L’organisation a évolué d’une rébellion locale à une menace terroriste régionale après avoir prêté allégeance à l’EIIL il y a environ dix ans. Bien que la direction du groupe ait signalé sa loyauté dès 2016, l’EIIL n’a pas commencé à revendiquer officiellement les attaques de l’ADF à travers ses canaux médiatiques centraux avant 2019. Le groupe est maintenant reconnu comme une entité terroriste par les États-Unis et les deux gouvernements régionaux, et il reste sous sanctions des Nations Unies en raison de son rôle dans les tueries de masse et les enlèvements de civils.
Gains militaires et impacts sur la sécurité régionale
Le sauvetage s’est déroulé dans le cadre d’une phase intensifiée de l’opération Shujaa, une initiative militaire conjointe entre les Forces de Défense du Peuple Ougandais (UPDF) et les Forces Armées de la République Démocratique du Congo (FARDC). Cet effort collaboratif a gagné en ampleur depuis janvier, entraînant la destruction de plusieurs camps d’insurgés majeurs et la récupération de caches d’armes significatives. Lors du plus récent raid sur le camp mené par un commandant de l’ADF connu sous le nom de Ssebagala, ou Mzee Mayor, plusieurs militants ont été tués.
Les responsables militaires rapportent que la pression soutenue sur l’ADF a conduit à une amélioration notable de la stabilité régionale. L’offensive a permis aux résidents déplacés de rentrer dans leurs villages, a facilité la réouverture des écoles locales et a encouragé la reprise du commerce transfrontalier vital entre l’Ouganda et la RDC.
« L’offensive soutenue a amélioré la sécurité dans certaines parties de l’est de la RDC, permettant aux communautés déplacées de rentrer chez elles, aux écoles de rouvrir et au commerce transfrontalier entre l’Ouganda et la RDC de reprendre », a ajouté le communiqué militaire.

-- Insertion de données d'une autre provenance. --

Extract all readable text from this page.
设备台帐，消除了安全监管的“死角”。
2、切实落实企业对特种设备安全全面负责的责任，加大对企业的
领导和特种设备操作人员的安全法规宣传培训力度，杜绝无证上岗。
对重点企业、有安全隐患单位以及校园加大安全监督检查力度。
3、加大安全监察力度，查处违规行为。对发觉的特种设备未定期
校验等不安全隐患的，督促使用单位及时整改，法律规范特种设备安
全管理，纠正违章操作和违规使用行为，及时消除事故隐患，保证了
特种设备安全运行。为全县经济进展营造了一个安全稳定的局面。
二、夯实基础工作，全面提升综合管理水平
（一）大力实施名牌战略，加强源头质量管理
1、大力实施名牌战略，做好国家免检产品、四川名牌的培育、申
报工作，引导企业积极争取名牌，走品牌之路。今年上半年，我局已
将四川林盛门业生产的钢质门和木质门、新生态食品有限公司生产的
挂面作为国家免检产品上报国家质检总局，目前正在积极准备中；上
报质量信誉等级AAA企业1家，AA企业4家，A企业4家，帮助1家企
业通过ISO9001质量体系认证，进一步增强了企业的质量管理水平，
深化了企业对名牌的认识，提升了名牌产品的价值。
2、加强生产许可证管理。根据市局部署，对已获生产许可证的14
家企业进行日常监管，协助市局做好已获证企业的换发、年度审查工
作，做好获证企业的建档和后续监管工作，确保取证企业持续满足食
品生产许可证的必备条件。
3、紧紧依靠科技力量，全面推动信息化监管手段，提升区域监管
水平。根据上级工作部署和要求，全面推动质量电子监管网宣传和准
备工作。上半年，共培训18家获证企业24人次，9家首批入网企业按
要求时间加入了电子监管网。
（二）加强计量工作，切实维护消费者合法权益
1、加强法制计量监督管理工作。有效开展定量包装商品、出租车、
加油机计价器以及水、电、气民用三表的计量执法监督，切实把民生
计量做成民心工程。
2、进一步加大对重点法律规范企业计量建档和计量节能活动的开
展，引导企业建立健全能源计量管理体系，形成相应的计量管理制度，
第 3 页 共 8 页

Défis persistants dans l’est du Congo
Malgré les récents succès militaires, l’est de la RDC reste un paysage volatile marqué par des insurgences complexes et des crises humanitaires. L’ADF continue d’être un moteur principal de la violence, des études indépendantes récentes suggérant que le groupe est responsable de plus de la moitié des décès civils dans la région touchée par le conflit. Plus tôt ce mois-ci, une attaque attribuée au groupe dans le territoire de Mambasa a fait plus de 70 morts, soulignant la capacité continue du groupe à frapper malgré la pression militaire.
La récente augmentation des activités militaires conjointes contre l’ADF coïncide avec un accord de paix fragile impliquant les rebelles M23, un autre groupe important opérant plus au sud. Les tensions diplomatiques entre le Congo et le Rwanda se sont légèrement apaisées suite à la signature des Accords de Washington médiés par les États-Unis en décembre 2025, permettant aux forces congolaises de rediriger leurs ressources vers l’ADF. Bien que l’intensification de l’opération Shujaa ait réussi à libérer des centaines de captifs, la persistance de l’ADF dans les provinces d’Ituri et du Nord Kivu souligne les défis de sécurité à long terme auxquels fait face la région des Grands Lacs.
La récupération en toute sécurité de ces 200 civils représente une victoire tactique significative pour la coalition conjointe, mais pour les dirigeants régionaux, l’objectif ultime reste le démantèlement total de l’infrastructure de l’ADF. Alors que les familles secourues commencent le long processus de réunification et de rétablissement, la communauté internationale continue de surveiller si cet élan militaire peut enfin se traduire par une paix durable pour les populations longtemps éprouvées de l’est de la RDC.